Predictive AI uses statistical algorithms and other advanced machine learning techniques to anticipate what might happen next in a system. By analyzing patterns and trends, predictive analytics enables teams to take proactive actions to prevent problems or capitalize on opportunity.
Technology and operations teams work to ensure that applications and digital systems work seamlessly and securely. They handle complex infrastructure, maintain service availability, and respond swiftly to incidents.
But when these teams work in largely manual ways, they don’t have time for innovation and strategic projects that might deliver greater value. Therefore, the integration of predictive artificial intelligence (AI) in the workflows of these teams has become essential to meet service-level objectives, collaborate effectively, and boost productivity.
What is predictive AI?
Predictive AI uses statistical algorithms and other advanced machine learning techniques to anticipate what might happen next in a system.
Predictive AI uses machine learning, data analysis, statistical models, and AI methods to predict anomalies, identify patterns, and create forecasts. By analyzing patterns and trends, predictive analytics helps identify potential issues or opportunities, enabling proactive actions to prevent problems or capitalize on advantageous situations.
When predictive AI is combined with a data lakehouse, like Dynatrace Grail, it can deliver value by automatically providing prescriptive insights using data from digital user experience layer to the infrastructure layer with full data context using supporting data, such as relationships, dependencies, and other context within entities and events. While investigative techniques such as root-cause analysis are essential for teams striving to understand issues that have already occurred, predictive AI techniques such as forecasting and anomaly prediction help teams preempt issues. With the advances in causal AI (that is, AI that can explain cause and effect by identifying root-cause issues), teams want to take it to the next level and combine it with predictive AI to create a seamless foresight-to-hindsight continuum of data-driven answers and prescriptive insights.

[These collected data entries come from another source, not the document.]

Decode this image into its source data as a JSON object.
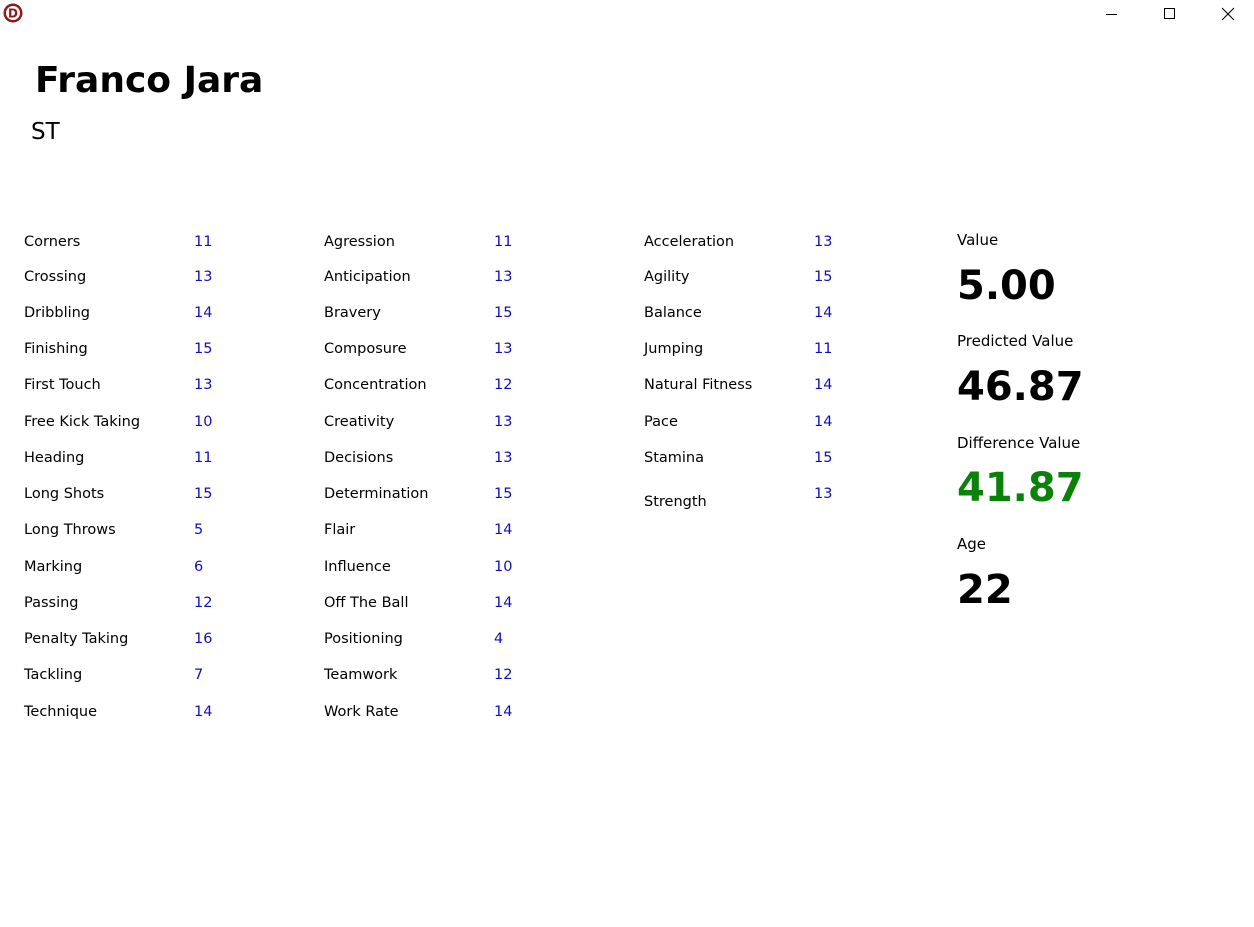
{
  "window": {
    "icon_letter": "D",
    "controls": [
      "minimize",
      "maximize",
      "close"
    ]
  },
  "player": {
    "name": "Franco Jara",
    "position": "ST"
  },
  "technical": [
    {
      "label": "Corners",
      "value": "11"
    },
    {
      "label": "Crossing",
      "value": "13"
    },
    {
      "label": "Dribbling",
      "value": "14"
    },
    {
      "label": "Finishing",
      "value": "15"
    },
    {
      "label": "First Touch",
      "value": "13"
    },
    {
      "label": "Free Kick Taking",
      "value": "10"
    },
    {
      "label": "Heading",
      "value": "11"
    },
    {
      "label": "Long Shots",
      "value": "15"
    },
    {
      "label": "Long Throws",
      "value": "5"
    },
    {
      "label": "Marking",
      "value": "6"
    },
    {
      "label": "Passing",
      "value": "12"
    },
    {
      "label": "Penalty Taking",
      "value": "16"
    },
    {
      "label": "Tackling",
      "value": "7"
    },
    {
      "label": "Technique",
      "value": "14"
    }
  ],
  "mental": [
    {
      "label": "Agression",
      "value": "11"
    },
    {
      "label": "Anticipation",
      "value": "13"
    },
    {
      "label": "Bravery",
      "value": "15"
    },
    {
      "label": "Composure",
      "value": "13"
    },
    {
      "label": "Concentration",
      "value": "12"
    },
    {
      "label": "Creativity",
      "value": "13"
    },
    {
      "label": "Decisions",
      "value": "13"
    },
    {
      "label": "Determination",
      "value": "15"
    },
    {
      "label": "Flair",
      "value": "14"
    },
    {
      "label": "Influence",
      "value": "10"
    },
    {
      "label": "Off The Ball",
      "value": "14"
    },
    {
      "label": "Positioning",
      "value": "4"
    },
    {
      "label": "Teamwork",
      "value": "12"
    },
    {
      "label": "Work Rate",
      "value": "14"
    }
  ],
  "physical": [
    {
      "label": "Acceleration",
      "value": "13"
    },
    {
      "label": "Agility",
      "value": "15"
    },
    {
      "label": "Balance",
      "value": "14"
    },
    {
      "label": "Jumping",
      "value": "11"
    },
    {
      "label": "Natural Fitness",
      "value": "14"
    },
    {
      "label": "Pace",
      "value": "14"
    },
    {
      "label": "Stamina",
      "value": "15"
    },
    {
      "label": "Strength",
      "value": "13"
    }
  ],
  "stats": {
    "value_label": "Value",
    "value": "5.00",
    "predicted_label": "Predicted Value",
    "predicted": "46.87",
    "difference_label": "Difference Value",
    "difference": "41.87",
    "age_label": "Age",
    "age": "22"
  },
  "colors": {
    "attribute_value": "#1010b8",
    "difference_value": "#0a820a",
    "icon_ring": "#8b1a1a"
  }
}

The importance of predictive AI for ITOps, DevSecOps, and SRE teams
- Early detection of anomalies. Predictive AI empowers site reliability engineers (SREs) and DevOps engineers to detect anomalies and irregular patterns in their systems long before they escalate into critical incidents. By identifying subtle deviations in system behavior, engineers can take preemptive measures to avert potential downtime, performance issues, or security threats.

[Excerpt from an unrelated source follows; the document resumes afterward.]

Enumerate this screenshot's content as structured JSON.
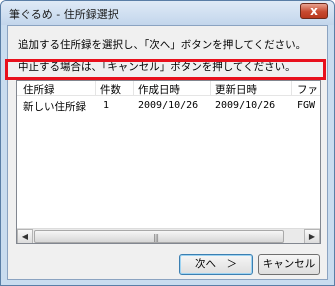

- Proactive resource allocation. Through predictive analytics, SREs and DevOps engineers can accurately forecast resource needs based on historical data. This enables efficient resource allocation, avoiding unnecessary expenses and ensuring optimal performance.

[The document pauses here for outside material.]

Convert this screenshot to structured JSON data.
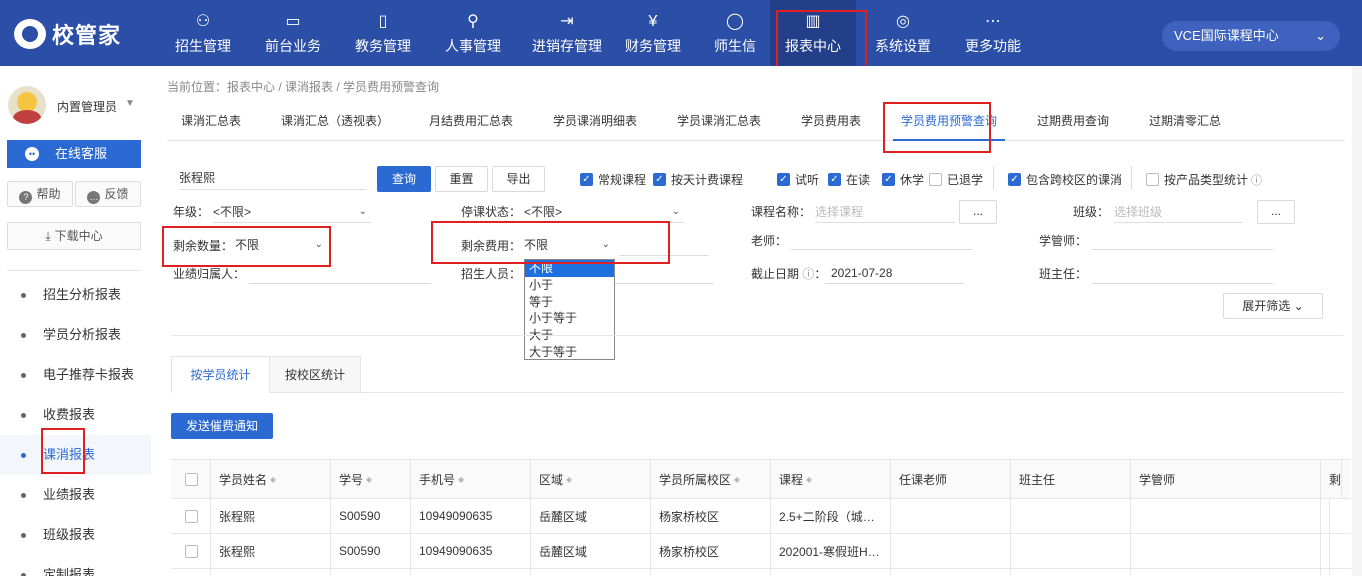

- Capacity planning. Understanding future capacity requirements is crucial for maintaining system stability. Predictive AI assists engineers in predicting demand fluctuations and adjusting resource capacities accordingly, ensuring seamless user experiences.
- Enhanced incident response. Predictive analytics can anticipate potential failures and security breaches. SREs and DevOps engineers can implement targeted remediation strategies and prioritize incident response efforts to minimize the impact on systems and users.
- Continuous improvement. By analyzing past incidents and performance metrics, predictive analytics helps SREs and DevOps engineers identify areas for improvement. This data-driven approach fosters continuous refinement of processes and systems.
Predictive AI-based capacity management and automation
Proactive capacity management is essential for avoiding outages and ensuring that an organization’s applications and services are always available. Operators need to closely observe business-critical resource capacities such as storage, CPU, and memory to avoid outages that are driven by resource shortages. However, traditional capacity management approaches are often reactive and time-consuming. Using Dynatrace Grail and Davis AI, predictive capacity management is straightforward:
- use Notebooks to explore important capacity indicators;
- create workflows to trigger forecast reporting at regular intervals; and
- use Davis AI for Workflows to automate the prediction and remediation of future capacity demands.
Predictive capacity management is a powerful tool that can help improve the availability and performance of applications and services. By using Dynatrace Grail and Davis AI, you can gain the insights you need to make proactive decisions about capacity planning and gain additional benefits:
- Increased visibility into future capacity demands. Predictive capacity management can help you to anticipate what your future capacity demands will likely be. This provides organizations with the ability to make proactive decisions about capacity planning, such as adding additional resources or scaling back resources that are not being used.
- Improved decision making for capacity planning. With predictive capacity management, you can make more informed decisions about capacity planning. This is because you have a better understanding of your future capacity demands and the impact of those demands on applications and services.
- Reduced costs associated with unplanned capacity increases. Unplanned capacity increases are costly. Organizations may need to purchase additional resources or pay for overtime. Predictive capacity management can reduce these costs by enabling organizations to plan for future capacity demands.
- Increased customer satisfaction. When your applications and services are available and performing well, your customers are happy. Predictive capacity management can help you to improve customer satisfaction by reducing the number of outages and performance problems.
This is just one example of predictive AI in action. But in fact, that there are numerous use cases for ITOps, DevSecOps, and SRE teams where they get the foresight into issues before they escalate into costly problems and preemptively addressed. They see improved efficiency, reduced risks of security breaches, and better compliance with industry regulations.